New York Data Loss Prevention User Group

 View Only
  • 1.  Expression Prefix/Suffix

    Posted Apr 21, 2010 03:24 PM

    What is everyone using as prefix and suffix on their expressions? At the moment I have


    Prefix: (?<=(^|(?:[^)+\d][^-\w+])|\t))
    Suffix: (?=(?:[^-\w])|$)

    but i've been reading up on expressions and the following looks a little better. A Regex benchmark also shows a 2.6% improvement in processing speed.

    Prefix:(?<=(^|(?:[^\p{P}\w])|\t))
    Suffix:(?=(?:[^\p{P}\w]|$))


    Any ideas/suggestions? I am hoping to make this alot more efficient; the prefix/suffix decreases processing speed by 2.5x.
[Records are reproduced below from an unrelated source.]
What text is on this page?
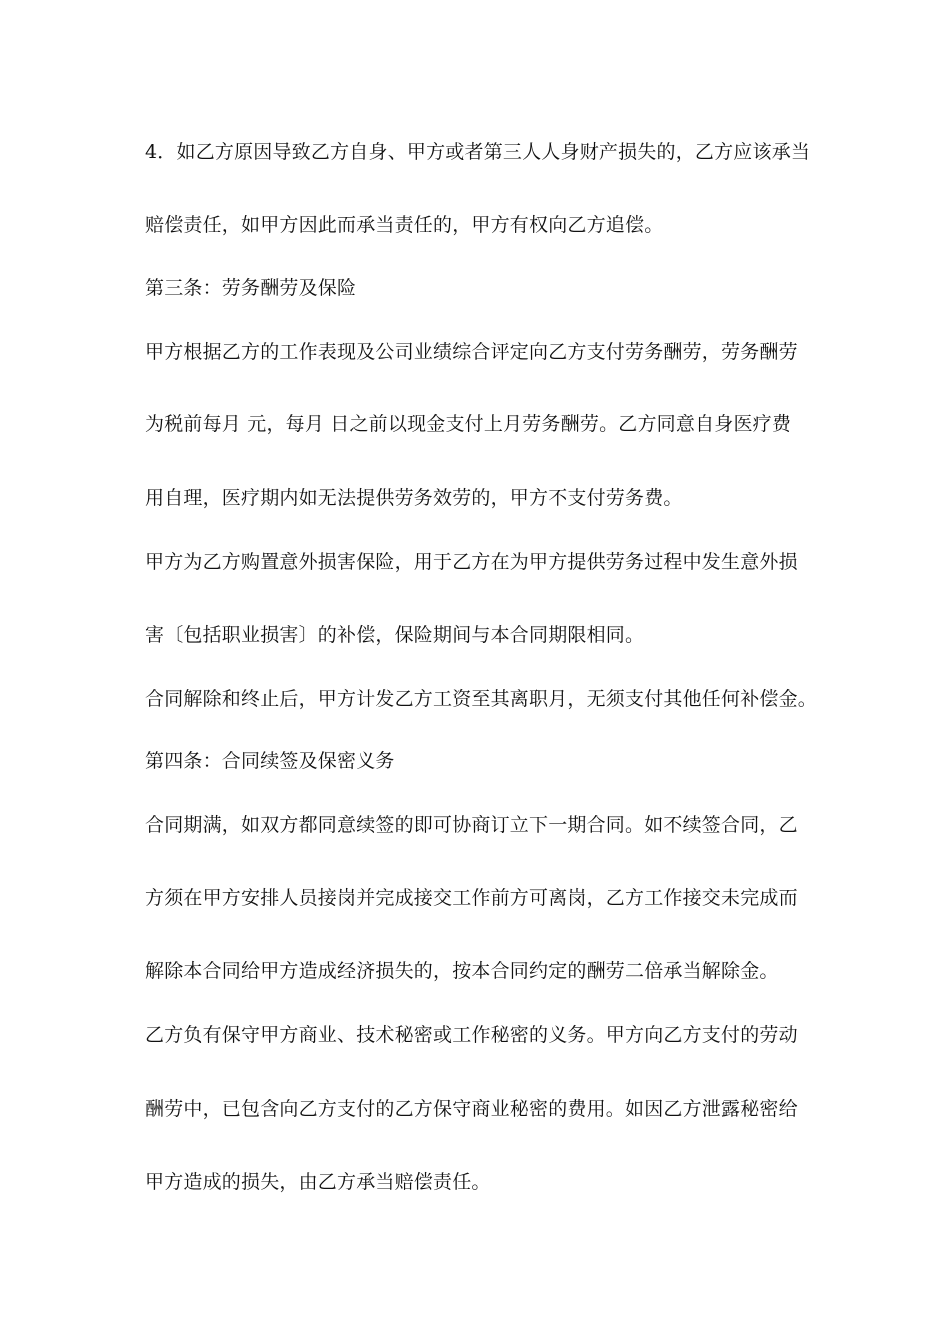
4．如乙方原因导致乙方自身、甲方或者第三人人身财产损失的，乙方应该承当
赔偿责任，如甲方因此而承当责任的，甲方有权向乙方追偿。
第三条：劳务酬劳及保险
甲方根据乙方的工作表现及公司业绩综合评定向乙方支付劳务酬劳，劳务酬劳
为税前每月 元，每月 日之前以现金支付上月劳务酬劳。乙方同意自身医疗费
用自理，医疗期内如无法提供劳务效劳的，甲方不支付劳务费。
甲方为乙方购置意外损害保险，用于乙方在为甲方提供劳务过程中发生意外损
害〔包括职业损害〕的补偿，保险期间与本合同期限相同。
合同解除和终止后，甲方计发乙方工资至其离职月，无须支付其他任何补偿金。
第四条：合同续签及保密义务
合同期满，如双方都同意续签的即可协商订立下一期合同。如不续签合同，乙
方须在甲方安排人员接岗并完成接交工作前方可离岗，乙方工作接交未完成而
解除本合同给甲方造成经济损失的，按本合同约定的酬劳二倍承当解除金。
乙方负有保守甲方商业、技术秘密或工作秘密的义务。甲方向乙方支付的劳动
酬劳中，已包含向乙方支付的乙方保守商业秘密的费用。如因乙方泄露秘密给
甲方造成的损失，由乙方承当赔偿责任。
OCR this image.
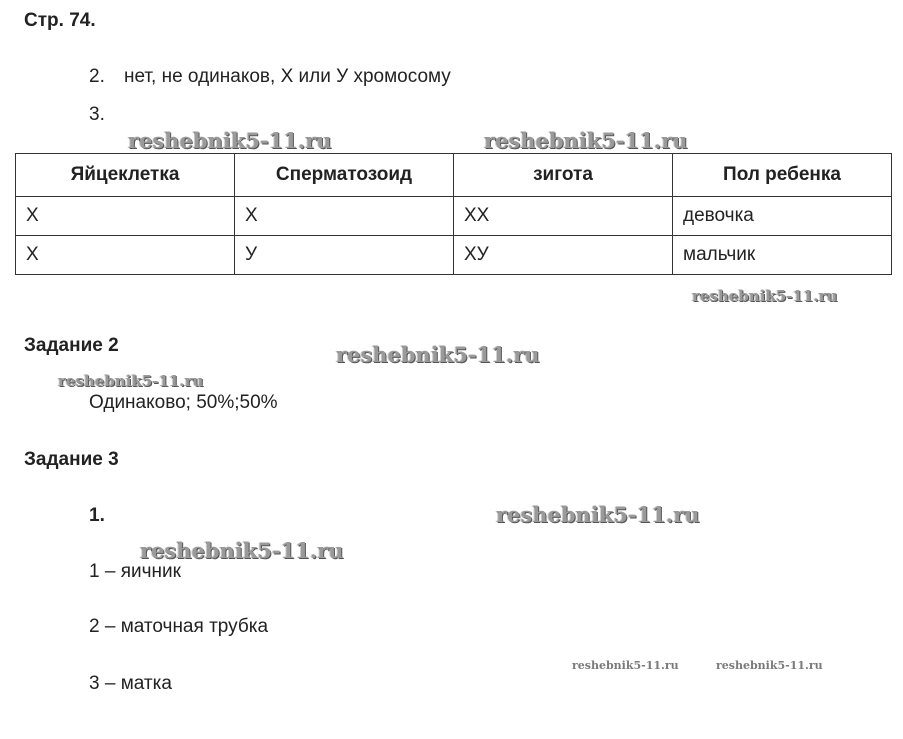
Стр. 74.
2. нет, не одинаков, Х или У хромосому
3.
reshebnik5-11.ru	reshebnik5-11.ru
Яйцеклетка	Сперматозоид	зигота	Пол ребенка
Х	Х	ХХ	девочка
Х	У	ХУ	мальчик
reshebnik5-11.ru
Задание 2	reshebnik5-11.ru
reshebnik5-11.ru
Одинаково; 50%;50%
Задание 3
1.	reshebnik5-11.ru
reshebnik5-11.ru
1 – яичник
2 – маточная трубка
reshebnik5-11.ru	reshebnik5-11.ru
3 – матка
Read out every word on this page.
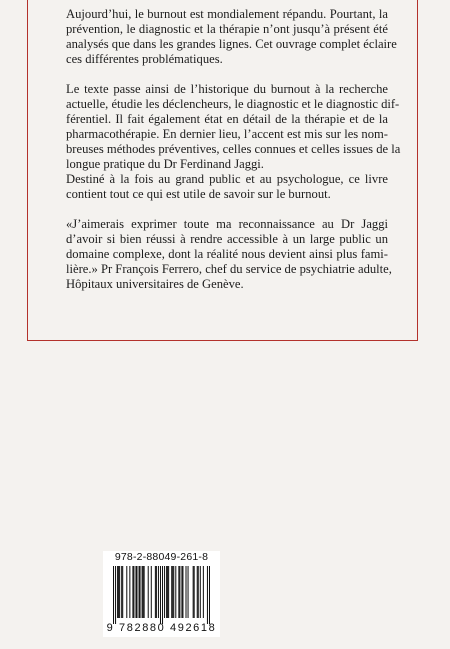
Aujourd’hui, le burnout est mondialement répandu. Pourtant, la
prévention, le diagnostic et la thérapie n’ont jusqu’à présent été
analysés que dans les grandes lignes. Cet ouvrage complet éclaire
ces différentes problématiques.

Le texte passe ainsi de l’historique du burnout à la recherche
actuelle, étudie les déclencheurs, le diagnostic et le diagnostic dif-
férentiel. Il fait également état en détail de la thérapie et de la
pharmacothérapie. En dernier lieu, l’accent est mis sur les nom-
breuses méthodes préventives, celles connues et celles issues de la
longue pratique du Dr Ferdinand Jaggi.

Destiné à la fois au grand public et au psychologue, ce livre
contient tout ce qui est utile de savoir sur le burnout.

«J’aimerais exprimer toute ma reconnaissance au Dr Jaggi
d’avoir si bien réussi à rendre accessible à un large public un
domaine complexe, dont la réalité nous devient ainsi plus fami-
lière.» Pr François Ferrero, chef du service de psychiatrie adulte,
Hôpitaux universitaires de Genève.

978-2-88049-261-8
9 782880 492618
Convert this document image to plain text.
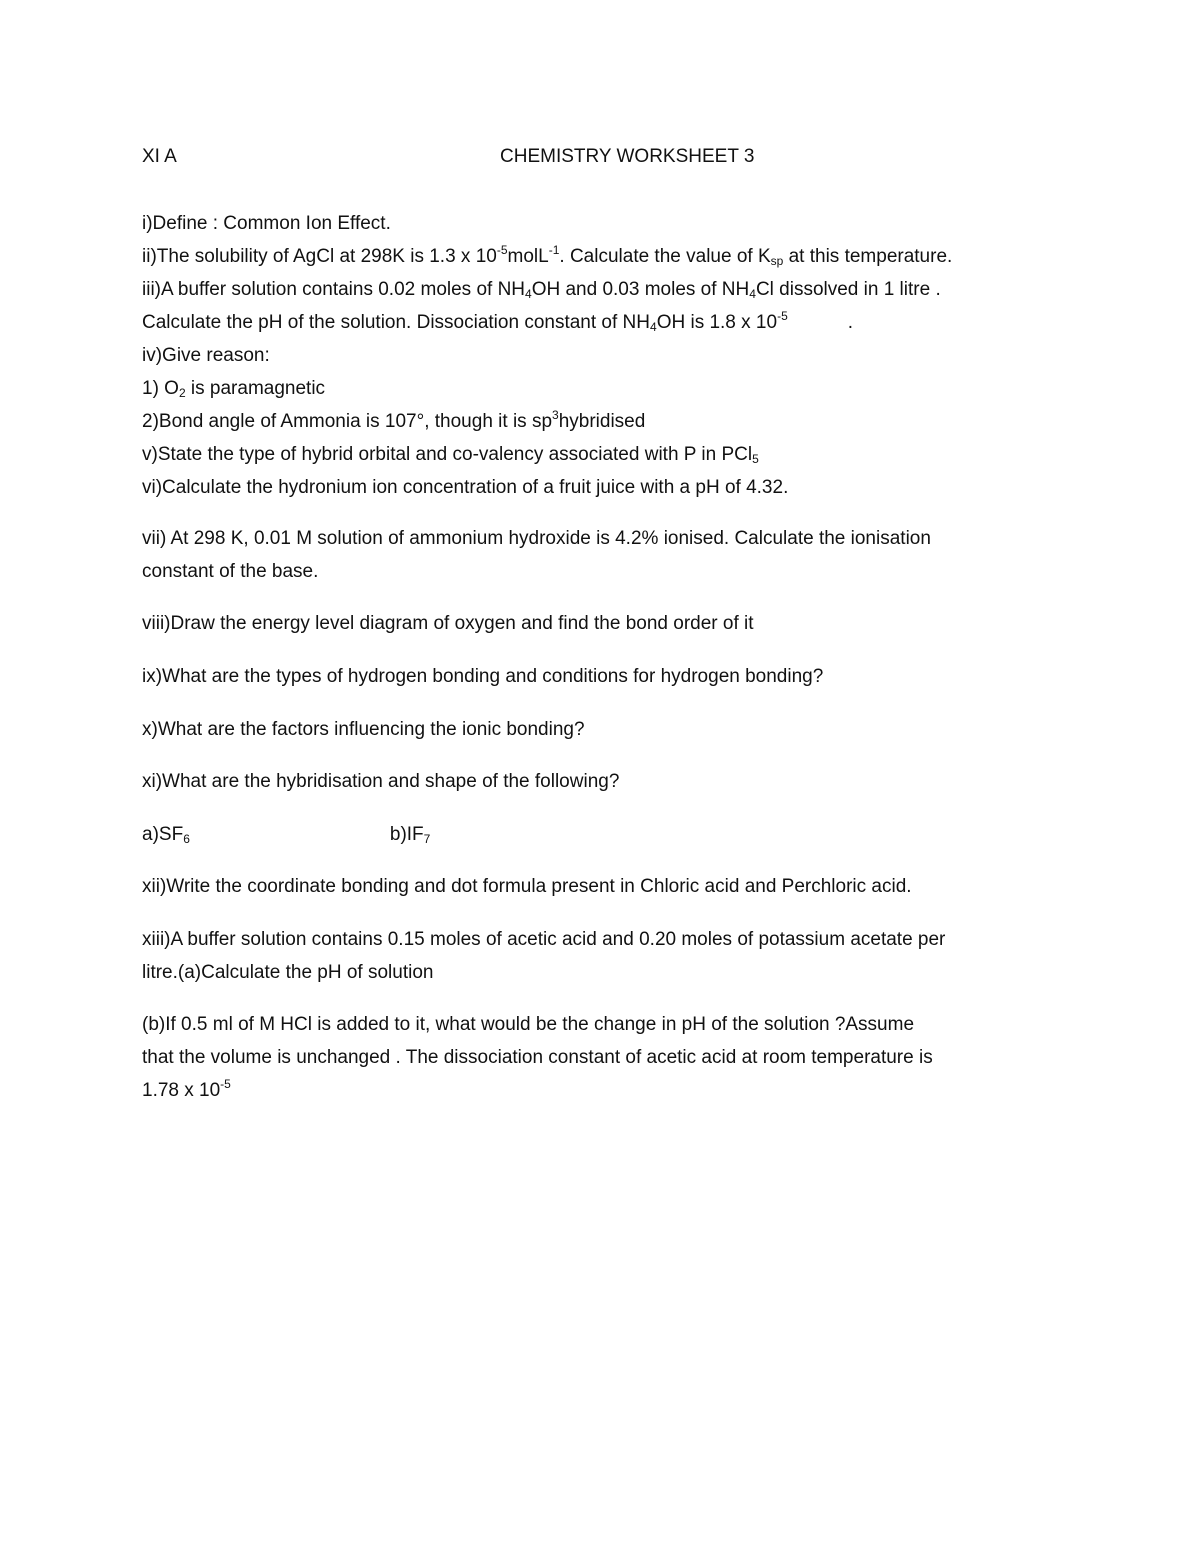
XI A	CHEMISTRY WORKSHEET 3
i)Define : Common Ion Effect.
ii)The solubility of AgCl at 298K is 1.3 x $10^{-5}molL^{-1}$. Calculate the value of $K_{sp}$ at this temperature.
iii)A buffer solution contains 0.02 moles of $NH_4OH$ and 0.03 moles of $NH_4Cl$ dissolved in 1 litre .
Calculate the pH of the solution. Dissociation constant of $NH_4OH$ is 1.8 x $10^{-5}$	.
iv)Give reason:
1) $O_2$ is paramagnetic
2)Bond angle of Ammonia is 107°, though it is $sp^3hybridised$
v)State the type of hybrid orbital and co-valency associated with P in PCl$_5$
vi)Calculate the hydronium ion concentration of a fruit juice with a pH of 4.32.
vii) At 298 K, 0.01 M solution of ammonium hydroxide is 4.2% ionised. Calculate the ionisation
constant of the base.
viii)Draw the energy level diagram of oxygen and find the bond order of it
ix)What are the types of hydrogen bonding and conditions for hydrogen bonding?
x)What are the factors influencing the ionic bonding?
xi)What are the hybridisation and shape of the following?
$a)SF_6$	$b)IF_7$
xii)Write the coordinate bonding and dot formula present in Chloric acid and Perchloric acid.
xiii)A buffer solution contains 0.15 moles of acetic acid and 0.20 moles of potassium acetate per
litre.(a)Calculate the pH of solution
(b)If 0.5 ml of M HCl is added to it, what would be the change in pH of the solution ?Assume
that the volume is unchanged . The dissociation constant of acetic acid at room temperature is
1.78 x $10^{-5}$
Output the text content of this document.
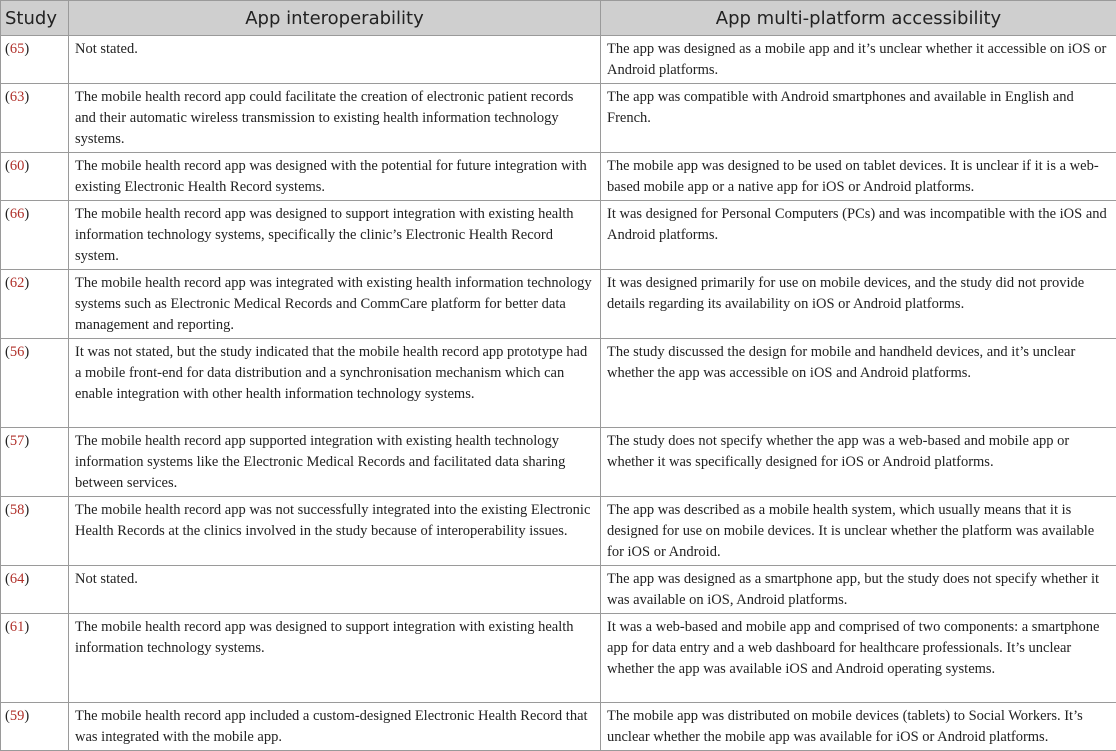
Study	App interoperability	App multi-platform accessibility
(65)	Not stated.	The app was designed as a mobile app and it’s unclear whether it accessible on iOS or Android platforms.
(63)	The mobile health record app could facilitate the creation of electronic patient records and their automatic wireless transmission to existing health information technology systems.	The app was compatible with Android smartphones and available in English and French.
(60)	The mobile health record app was designed with the potential for future integration with existing Electronic Health Record systems.	The mobile app was designed to be used on tablet devices. It is unclear if it is a web-based mobile app or a native app for iOS or Android platforms.
(66)	The mobile health record app was designed to support integration with existing health information technology systems, specifically the clinic’s Electronic Health Record system.	It was designed for Personal Computers (PCs) and was incompatible with the iOS and Android platforms.
(62)	The mobile health record app was integrated with existing health information technology systems such as Electronic Medical Records and CommCare platform for better data management and reporting.	It was designed primarily for use on mobile devices, and the study did not provide details regarding its availability on iOS or Android platforms.
(56)	It was not stated, but the study indicated that the mobile health record app prototype had a mobile front-end for data distribution and a synchronisation mechanism which can enable integration with other health information technology systems.	The study discussed the design for mobile and handheld devices, and it’s unclear whether the app was accessible on iOS and Android platforms.
(57)	The mobile health record app supported integration with existing health technology information systems like the Electronic Medical Records and facilitated data sharing between services.	The study does not specify whether the app was a web-based and mobile app or whether it was specifically designed for iOS or Android platforms.
(58)	The mobile health record app was not successfully integrated into the existing Electronic Health Records at the clinics involved in the study because of interoperability issues.	The app was described as a mobile health system, which usually means that it is designed for use on mobile devices. It is unclear whether the platform was available for iOS or Android.
(64)	Not stated.	The app was designed as a smartphone app, but the study does not specify whether it was available on iOS, Android platforms.
(61)	The mobile health record app was designed to support integration with existing health information technology systems.	It was a web-based and mobile app and comprised of two components: a smartphone app for data entry and a web dashboard for healthcare professionals. It’s unclear whether the app was available iOS and Android operating systems.
(59)	The mobile health record app included a custom-designed Electronic Health Record that was integrated with the mobile app.	The mobile app was distributed on mobile devices (tablets) to Social Workers. It’s unclear whether the mobile app was available for iOS or Android platforms.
  • 2.  RE: Expression Prefix/Suffix

    Posted Apr 28, 2010 04:11 PM

    DLP uses the Java RegEx engine.  Check the Java reference pages for information.

    I'd also suggest the "Mastering Regular Expression" book from O'Reilly.

    Do you understand what the prefix and suffix patterns are looking for?  If not, go to the above resources.

    Are they appropriate for your data?  You may not need the features of the "default" boundary expressions.  You can adjust those expressions to better match your data.

    Is there a Data Identifier to cover what you are looking for?  If so, use it as it is much more efficient than a RegEx and does a lot more validation.

    Why the eye towards performance? 

    JGT


  • 3.  RE: Expression Prefix/Suffix

    Posted Apr 28, 2010 04:27 PM

    Does every feature of DLP use the same RegEx engine?  Do any of the scanners, etc., use a separate engine, or Network vs. Endpoint or Prevent vs. Network Monitor vs. Network Discover?



  • 4.  RE: Expression Prefix/Suffix

    Posted Apr 28, 2010 09:44 PM

    The only part of DLP that doesn't use the Java endgine is the endpoint.  I believe that uses the boost regex engine.